Another Chudyk game, Innovation, uses this very effectively with the ability to piggy back on, or else block attacks, if you have equal or more of the associated icon as the active player. The active player also gets a free card draw as payment for others taking the free action. This can create interesting tensions where a player can technically take a free action but choose not to because the draw pile distribution would give a windfall advancement to the active player. I like it a lot.
Leadin from the “feel good” component of everyone getting things on other’s turns – Even though it’s not based off a player decision, but rather a random roll, the resource gathering of Catan or Valeria: Card Kingdoms as examples gives people’s hands a little something to do off turn, and keeps the anticipation of their turn building (ignoring the threat of the Catan robber…).

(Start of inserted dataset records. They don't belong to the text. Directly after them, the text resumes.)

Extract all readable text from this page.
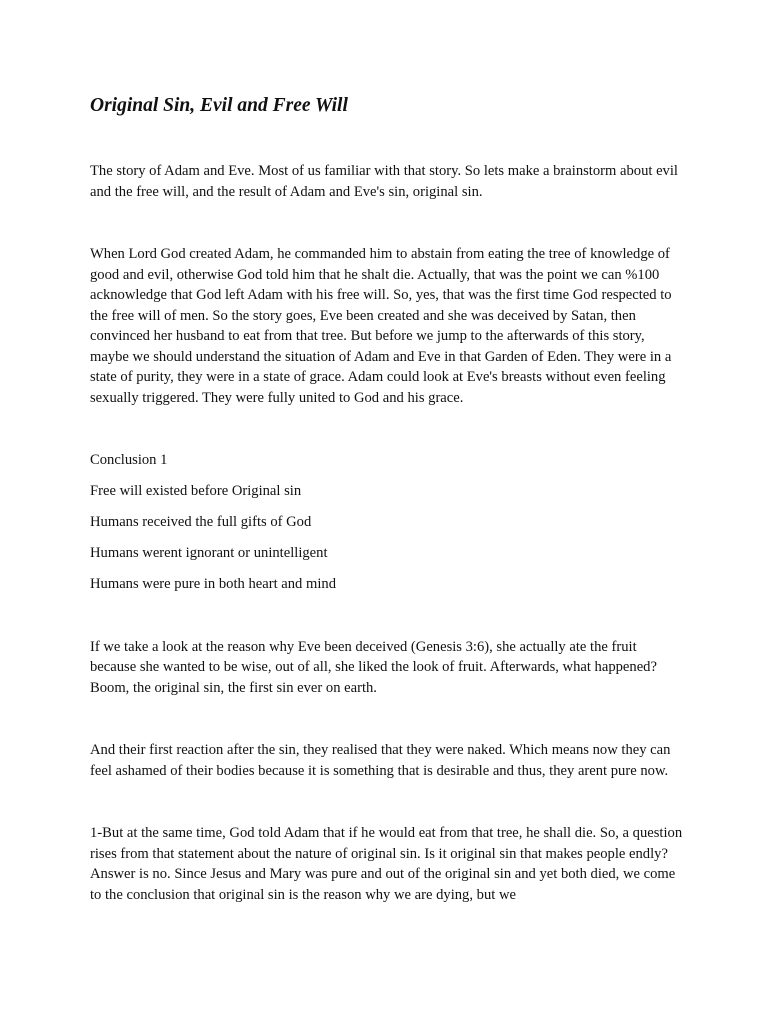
Original Sin, Evil and Free Will

The story of Adam and Eve. Most of us familiar with that story. So lets make a brainstorm about evil and the free will, and the result of Adam and Eve's sin, original sin.

When Lord God created Adam, he commanded him to abstain from eating the tree of knowledge of good and evil, otherwise God told him that he shalt die. Actually, that was the point we can %100 acknowledge that God left Adam with his free will. So, yes, that was the first time God respected to the free will of men. So the story goes, Eve been created and she was deceived by Satan, then convinced her husband to eat from that tree. But before we jump to the afterwards of this story, maybe we should understand the situation of Adam and Eve in that Garden of Eden. They were in a state of purity, they were in a state of grace. Adam could look at Eve's breasts without even feeling sexually triggered. They were fully united to God and his grace.

Conclusion 1

Free will existed before Original sin

Humans received the full gifts of God

Humans werent ignorant or unintelligent

Humans were pure in both heart and mind

If we take a look at the reason why Eve been deceived (Genesis 3:6), she actually ate the fruit because she wanted to be wise, out of all, she liked the look of fruit. Afterwards, what happened? Boom, the original sin, the first sin ever on earth.

And their first reaction after the sin, they realised that they were naked. Which means now they can feel ashamed of their bodies because it is something that is desirable and thus, they arent pure now.

1-But at the same time, God told Adam that if he would eat from that tree, he shall die. So, a question rises from that statement about the nature of original sin. Is it original sin that makes people endly? Answer is no. Since Jesus and Mary was pure and out of the original sin and yet both died, we come to the conclusion that original sin is the reason why we are dying, but we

Alexander the Great by Colovini and Go West! are two games that use this horribly. You have to use up your action to score, and you score everything, so you will help the winner stay in the lead unless you can get more points. The score track in yhis case ruins the game because you can clearly see who is winning and by how much. Hidden vps might help this. So, I can see good and bad versions of this mechanism in games. Another is Age of Steam, where you need to deliver packages along a route which may contain the winner’s tracks, paying them. Tranban by AV fixes that in its simplicity of gaining vps besides helping others
One of my favourite uses of this is the way resources work in Brass – I build a coal mine? If it’s connected to the thing you want to use coal for, you get to use it, but if you use it then you’re putting me closer to scoring it for fulfilling all the contracts that coal mine can support.
That’s a great example. I love network-building games where you don’t have a monopoly over your network and its resources.